Der Wind hatte aufgefrischt. Er trieb Schlieren aus Schnee dicht über dem Boden dahin. Shaya zog ihre Kapuze tiefer ins Gesicht. Der Schreck mit dem Grünen Geist hatte ihre Kräfte geweckt. Sie war entschlossen, dies zu nutzen, um ein wenig weiter dem Pass und dem Weltentor entgegenzugehen.

Als sie die Männer erreichte, leuchteten sie auch ihr ins Gesicht. »Hast du die Trösterin gesehen?«

»Warum?« Shaya blinzelte. Geblendet konnte sie die beiden nicht deutlich erkennen. Beide trugen gute Mäntel aus Schaffell und sprachen mit einem Dialekt, der auf die Provinz Garagum hinwies, um die die Großreiche Aram und Luwien vor Kurzem noch Krieg geführt hatten.

»Hast du sie gesehen?«, beharrte der Lampenträger, ein hagerer Mann mit rotem Bart. »Bitte hilf uns. Der Unsterbliche Aaron braucht sie. Es steht verzweifelt schlecht um ihn, und es gibt keinen Heiler mehr. Niemanden, der ihm noch helfen könnte. Die Trösterin ist unsere letzte Hoffnung. Wenn du uns sagen kannst, wo sie ist, dann bitte hilf uns.«

Ihr Herz machte einen Satz, als sie Aarons Namen hörte. Er hatte sich also nicht erholt! »Ich bin die, die ihr sucht.«

»Du?«

Shaya schob die Kapuze des Pelzmantels zurück, sodass ihr Gesicht besser zu sehen war. »Was glaubst du, wie viele Frauen aus dem Tross noch leben? Bringt mich zu ihm!«

»Du!«, kam es erneut vom Rotbart, doch jetzt in gänzlich anderem Tonfall. »Du … Kirum?« Er nahm die Öllampe zurück, sodass jetzt auch sein Gesicht deutlich zu erkennen war. Es war Ormu, der Hauptmann der Kushiten, Befehlshaber der Leibwache des Unsterblichen Aaron. Er hatte sie hundert Mal und öfter im Palast von Akšu gesehen. Wie alle anderen im Palast kannte er sie nur als das Küchenmädchen, das rätselhafterweise die Gunst des Unsterblichen gewonnen hatte und dessen Geliebte geworden war.

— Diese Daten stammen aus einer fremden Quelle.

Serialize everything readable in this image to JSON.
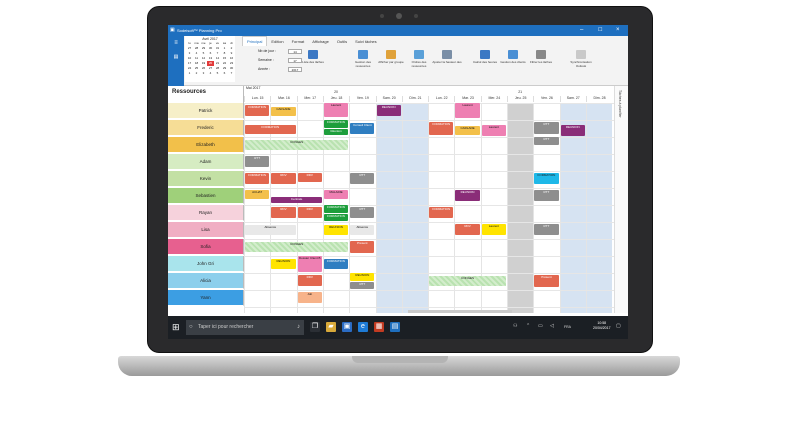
{
  "window": {
    "title": "Sodeisoft™ Planning Pro"
  },
  "ribbon": {
    "tabs": [
      "Principal",
      "Edition",
      "Format",
      "Affichage",
      "Outils",
      "Suivi tâches"
    ],
    "mini_calendar": {
      "month": "Avril 2017",
      "weekdays": [
        "lu",
        "ma",
        "me",
        "je",
        "ve",
        "sa",
        "di"
      ],
      "days": [
        "27",
        "28",
        "29",
        "30",
        "31",
        "1",
        "2",
        "3",
        "4",
        "5",
        "6",
        "7",
        "8",
        "9",
        "10",
        "11",
        "12",
        "13",
        "14",
        "15",
        "16",
        "17",
        "18",
        "19",
        "20",
        "21",
        "22",
        "23",
        "24",
        "25",
        "26",
        "27",
        "28",
        "29",
        "30",
        "1",
        "2",
        "3",
        "4",
        "5",
        "6",
        "7"
      ],
      "today": "20"
    },
    "nav_fields": [
      {
        "label": "Nb de jour :",
        "value": "14"
      },
      {
        "label": "Semaine :",
        "value": "17"
      },
      {
        "label": "Année :",
        "value": "2017"
      }
    ],
    "buttons": [
      {
        "label": "Liste des tâches",
        "color": "#3b78c4"
      },
      {
        "label": "Gestion des ressources",
        "color": "#4a8fd4"
      },
      {
        "label": "Afficher par groupe",
        "color": "#e0a23a"
      },
      {
        "label": "Ordres des ressources",
        "color": "#5aa0d8"
      },
      {
        "label": "Ajuster la hauteur des",
        "color": "#7a8ea6"
      },
      {
        "label": "Calcul des heures",
        "color": "#3b78c4"
      },
      {
        "label": "Gestion des clients",
        "color": "#4a8fd4"
      },
      {
        "label": "Filtrer les tâches",
        "color": "#888888"
      },
      {
        "label": "Synchronisation Outlook",
        "color": "#c9c9c9"
      }
    ]
  },
  "planning": {
    "header_label": "Ressources",
    "month": "Mai 2017",
    "weeks": [
      "20",
      "21"
    ],
    "days": [
      "Lun. 15",
      "Mar. 16",
      "Mer. 17",
      "Jeu. 18",
      "Ven. 19",
      "Sam. 20",
      "Dim. 21",
      "Lun. 22",
      "Mar. 23",
      "Mer. 24",
      "Jeu. 25",
      "Ven. 26",
      "Sam. 27",
      "Dim. 28"
    ],
    "resources": [
      {
        "name": "Patrick",
        "color": "#f6efc8"
      },
      {
        "name": "Frederic",
        "color": "#f6dd96"
      },
      {
        "name": "Elizabeth",
        "color": "#f2c04a"
      },
      {
        "name": "Adam",
        "color": "#d6ecc2"
      },
      {
        "name": "Kevin",
        "color": "#c3e0a4"
      },
      {
        "name": "Sebastien",
        "color": "#9fd07a"
      },
      {
        "name": "Rayan",
        "color": "#f6d2dc"
      },
      {
        "name": "Lisa",
        "color": "#f0aec3"
      },
      {
        "name": "Sofia",
        "color": "#e7608f"
      },
      {
        "name": "John Gri",
        "color": "#a9e4ec"
      },
      {
        "name": "Alicia",
        "color": "#8ccfec"
      },
      {
        "name": "Yann",
        "color": "#3c9ee3"
      }
    ],
    "events": [
      {
        "label": "FORMATION",
        "color": "#e2674f"
      },
      {
        "label": "CARLADE",
        "color": "#f3c04a"
      },
      {
        "label": "Laurent",
        "color": "#ee7fb2"
      },
      {
        "label": "FORMATION",
        "color": "#1e9e3c"
      },
      {
        "label": "REUNION",
        "color": "#8a2d78"
      },
      {
        "label": "FORMATION",
        "color": "#e2674f"
      },
      {
        "label": "Réunion",
        "color": "#1e9e3c"
      },
      {
        "label": "Conseil Client",
        "color": "#2f7ec1"
      },
      {
        "label": "CONGES",
        "color": "#b9e2b0"
      },
      {
        "label": "RTT",
        "color": "#8e8e8e"
      },
      {
        "label": "FORMATION",
        "color": "#e2674f"
      },
      {
        "label": "RDV",
        "color": "#e2674f"
      },
      {
        "label": "RDV",
        "color": "#e2674f"
      },
      {
        "label": "RTT",
        "color": "#8e8e8e"
      },
      {
        "label": "ACHAT",
        "color": "#f3c04a"
      },
      {
        "label": "MALADIE",
        "color": "#ee7fb2"
      },
      {
        "label": "FORMATION",
        "color": "#1e9e3c"
      },
      {
        "label": "Centrale",
        "color": "#8a2d78"
      },
      {
        "label": "RDV",
        "color": "#e2674f"
      },
      {
        "label": "RDV",
        "color": "#e2674f"
      },
      {
        "label": "FORMATION",
        "color": "#1e9e3c"
      },
      {
        "label": "RTT",
        "color": "#8e8e8e"
      },
      {
        "label": "Absence",
        "color": "#e8e8e8"
      },
      {
        "label": "REUNION",
        "color": "#ffe400"
      },
      {
        "label": "Absence",
        "color": "#e8e8e8"
      },
      {
        "label": "CONGES",
        "color": "#b9e2b0"
      },
      {
        "label": "Présent",
        "color": "#e2674f"
      },
      {
        "label": "REUNION",
        "color": "#ffe400"
      },
      {
        "label": "Dossier Client B",
        "color": "#ee7fb2"
      },
      {
        "label": "FORMATION",
        "color": "#2f7ec1"
      },
      {
        "label": "RDV",
        "color": "#e2674f"
      },
      {
        "label": "REUNION",
        "color": "#ffe400"
      },
      {
        "label": "CONGES",
        "color": "#b9e2b0"
      },
      {
        "label": "RTT",
        "color": "#8e8e8e"
      },
      {
        "label": "Job",
        "color": "#f7b38a"
      },
      {
        "label": "Laurent",
        "color": "#ee7fb2"
      },
      {
        "label": "Laurent",
        "color": "#ee7fb2"
      },
      {
        "label": "RTT",
        "color": "#8e8e8e"
      },
      {
        "label": "REUNION",
        "color": "#8a2d78"
      },
      {
        "label": "FORMATION",
        "color": "#e2674f"
      },
      {
        "label": "CARLADE",
        "color": "#f3c04a"
      },
      {
        "label": "RTT",
        "color": "#8e8e8e"
      },
      {
        "label": "FORMATION",
        "color": "#1eb8e8"
      },
      {
        "label": "REUNION",
        "color": "#8a2d78"
      },
      {
        "label": "RTT",
        "color": "#8e8e8e"
      },
      {
        "label": "FORMATION",
        "color": "#e2674f"
      },
      {
        "label": "RDV",
        "color": "#e2674f"
      },
      {
        "label": "Laurent",
        "color": "#ffe400"
      },
      {
        "label": "RTT",
        "color": "#8e8e8e"
      },
      {
        "label": "CONGES",
        "color": "#b9e2b0"
      },
      {
        "label": "Présent",
        "color": "#e2674f"
      }
    ],
    "side_panel_label": "Tâches à planifier"
  },
  "taskbar": {
    "search_placeholder": "Taper ici pour rechercher",
    "language": "FRA",
    "time": "10:58",
    "date": "20/04/2017"
  }
}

»Ich hatte befürchtet, du seist ermordet worden, so plötzlich und spurlos, wie du aus dem Palast verschwunden bist.«

»Wie du siehst, lebe ich noch«, entgegnete sie brüsk. »Nun bring mich zu Aaron!«

»Du bist wirklich die Trösterin?« Ormu musterte sie misstrauisch und tauschte dann einen kurzen Blick mit dem Krieger an seiner Seite.

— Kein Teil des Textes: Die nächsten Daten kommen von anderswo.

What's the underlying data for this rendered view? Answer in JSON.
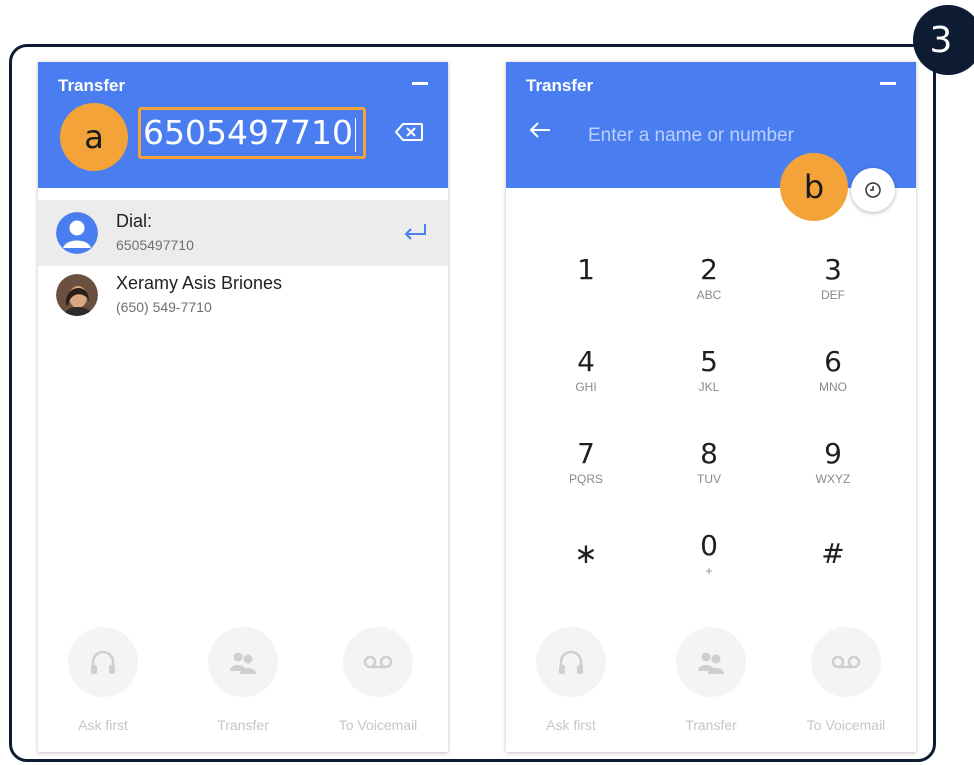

»Glaubst du, ich würde Aaron schaden?«

»Nein«, sagte er leise. »Ganz gleich, ob du mich belügst oder nicht. Dich wiederzusehen wird ihm guttun. Wenn er dich denn noch erkennt … Komm!« Ormu wandte sich um. Mit langen Schritten eilte er den Passweg hinauf und legte ein Tempo vor, mit dem Shaya nicht mithalten konnte, obwohl die Angst um Aaron ihre Schritte beflügelte.

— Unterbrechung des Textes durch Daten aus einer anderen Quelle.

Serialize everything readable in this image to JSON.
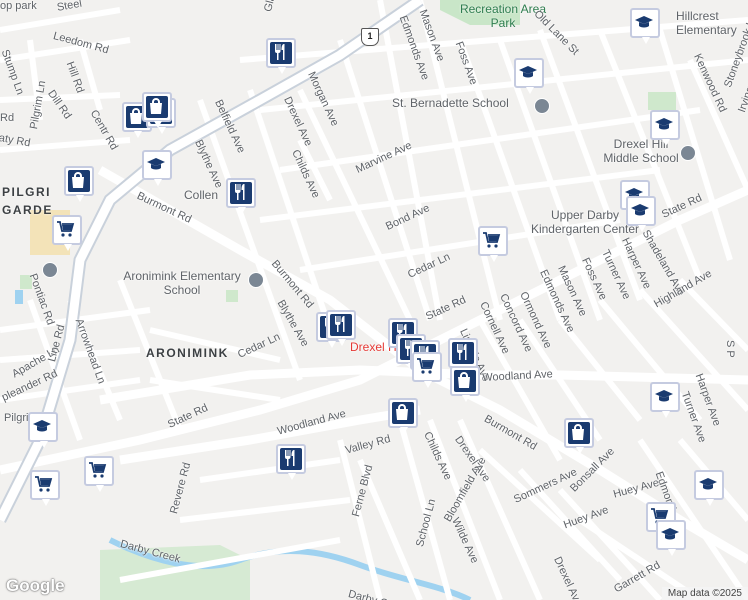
{
  "map": {
    "attribution": "Map data ©2025",
    "logo": "Google",
    "highway_shield": "1",
    "highlight": {
      "name": "Drexel Hill",
      "color": "#e53935"
    },
    "neighborhoods": [
      {
        "key": "aronimink",
        "text": "ARONIMINK"
      },
      {
        "key": "pilgrim-gardens",
        "text": "PILGRI GARDE"
      }
    ],
    "places": [
      {
        "key": "st-bernadette",
        "text": "St. Bernadette School"
      },
      {
        "key": "drexel-hill-middle",
        "text": "Drexel Hill Middle School"
      },
      {
        "key": "upper-darby-kindergarten",
        "text": "Upper Darby Kindergarten Center"
      },
      {
        "key": "aronimink-elementary",
        "text": "Aronimink Elementary School"
      },
      {
        "key": "hillcrest-elementary",
        "text": "Hillcrest Elementary"
      },
      {
        "key": "collen",
        "text": "Collen"
      }
    ],
    "parks": [
      {
        "key": "rec-area",
        "text": "Recreation Area Park"
      }
    ],
    "streets": [
      {
        "key": "gladstone",
        "text": "Gladsto"
      },
      {
        "key": "leedom",
        "text": "Leedom Rd"
      },
      {
        "key": "hill",
        "text": "Hill Rd"
      },
      {
        "key": "dill",
        "text": "Dill Rd"
      },
      {
        "key": "stump",
        "text": "Stump Ln"
      },
      {
        "key": "pilgrim",
        "text": "Pilgrim Ln"
      },
      {
        "key": "central",
        "text": "Centr Rd"
      },
      {
        "key": "rty",
        "text": "aty Rd"
      },
      {
        "key": "belfield",
        "text": "Belfield Ave"
      },
      {
        "key": "blythe-top",
        "text": "Blythe Ave"
      },
      {
        "key": "drexel-top",
        "text": "Drexel Ave"
      },
      {
        "key": "morgan",
        "text": "Morgan Ave"
      },
      {
        "key": "childs-top",
        "text": "Childs Ave"
      },
      {
        "key": "marvine",
        "text": "Marvine Ave"
      },
      {
        "key": "bond",
        "text": "Bond Ave"
      },
      {
        "key": "cedar-top",
        "text": "Cedar Ln"
      },
      {
        "key": "mason-top",
        "text": "Mason Ave"
      },
      {
        "key": "edmonds-top",
        "text": "Edmonds Ave"
      },
      {
        "key": "foss-top",
        "text": "Foss Ave"
      },
      {
        "key": "oldlane",
        "text": "Old Lane St"
      },
      {
        "key": "kenwood",
        "text": "Kenwood Rd"
      },
      {
        "key": "stoneybrook",
        "text": "Stoneybrook Ln"
      },
      {
        "key": "burmont-top",
        "text": "Burmont Rd"
      },
      {
        "key": "burmont-mid",
        "text": "Burmont Rd"
      },
      {
        "key": "pontiac",
        "text": "Pontiac Rd"
      },
      {
        "key": "arrowhead",
        "text": "Arrowhead Ln"
      },
      {
        "key": "apache",
        "text": "Apache Ln"
      },
      {
        "key": "pleander",
        "text": "pleander Rd"
      },
      {
        "key": "pilgrim2",
        "text": "Pilgri"
      },
      {
        "key": "line",
        "text": "Line Rd"
      },
      {
        "key": "blythe-mid",
        "text": "Blythe Ave"
      },
      {
        "key": "cedar-mid",
        "text": "Cedar Ln"
      },
      {
        "key": "state-left",
        "text": "State Rd"
      },
      {
        "key": "woodland-left",
        "text": "Woodland Ave"
      },
      {
        "key": "valley",
        "text": "Valley Rd"
      },
      {
        "key": "revere",
        "text": "Revere Rd"
      },
      {
        "key": "ferne",
        "text": "Ferne Blvd"
      },
      {
        "key": "childs-bot",
        "text": "Childs Ave"
      },
      {
        "key": "bloomfield",
        "text": "Bloomfield Ave"
      },
      {
        "key": "wilde",
        "text": "Wilde Ave"
      },
      {
        "key": "school",
        "text": "School Ln"
      },
      {
        "key": "drexel-mid",
        "text": "Drexel Ave"
      },
      {
        "key": "burmont-bot",
        "text": "Burmont Rd"
      },
      {
        "key": "sommers",
        "text": "Sommers Ave"
      },
      {
        "key": "bonsall",
        "text": "Bonsall Ave"
      },
      {
        "key": "huey-left",
        "text": "Huey Ave"
      },
      {
        "key": "huey-right",
        "text": "Huey Ave"
      },
      {
        "key": "drexel-bot",
        "text": "Drexel Ave"
      },
      {
        "key": "garrett",
        "text": "Garrett Rd"
      },
      {
        "key": "state-mid",
        "text": "State Rd"
      },
      {
        "key": "lindale",
        "text": "Lindale Ave"
      },
      {
        "key": "cornell",
        "text": "Cornell Ave"
      },
      {
        "key": "concord",
        "text": "Concord Ave"
      },
      {
        "key": "ormond",
        "text": "Ormond Ave"
      },
      {
        "key": "edmonds-mid",
        "text": "Edmonds Ave"
      },
      {
        "key": "mason-mid",
        "text": "Mason Ave"
      },
      {
        "key": "foss-mid",
        "text": "Foss Ave"
      },
      {
        "key": "turner",
        "text": "Turner Ave"
      },
      {
        "key": "harper",
        "text": "Harper Ave"
      },
      {
        "key": "state-right",
        "text": "State Rd"
      },
      {
        "key": "shadeland",
        "text": "Shadeland Ave"
      },
      {
        "key": "highland",
        "text": "Highland Ave"
      },
      {
        "key": "woodland-right",
        "text": "Woodland Ave"
      },
      {
        "key": "turner-bot",
        "text": "Turner Ave"
      },
      {
        "key": "harper-bot",
        "text": "Harper Ave"
      },
      {
        "key": "edmonds-bot",
        "text": "Edmond"
      },
      {
        "key": "darby",
        "text": "Darby Creek"
      },
      {
        "key": "darby2",
        "text": "Darby C"
      },
      {
        "key": "steel",
        "text": "Steel"
      },
      {
        "key": "park-top",
        "text": "op park"
      },
      {
        "key": "lrd",
        "text": "Rd"
      },
      {
        "key": "irving",
        "text": "Irving"
      },
      {
        "key": "so",
        "text": "S P"
      }
    ]
  }
}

Endlich wurde Ormu langsamer, doch blieb ihm seine Ungeduld anzumerken. Er vermittelte den Eindruck, als käme es auf jeden Augenblick an. Sein Gefährte, der sichtlich entkräfteter war, schloss wieder zu ihnen auf.

»Was ist mit Aaron?«, fragte Shaya außer Atem.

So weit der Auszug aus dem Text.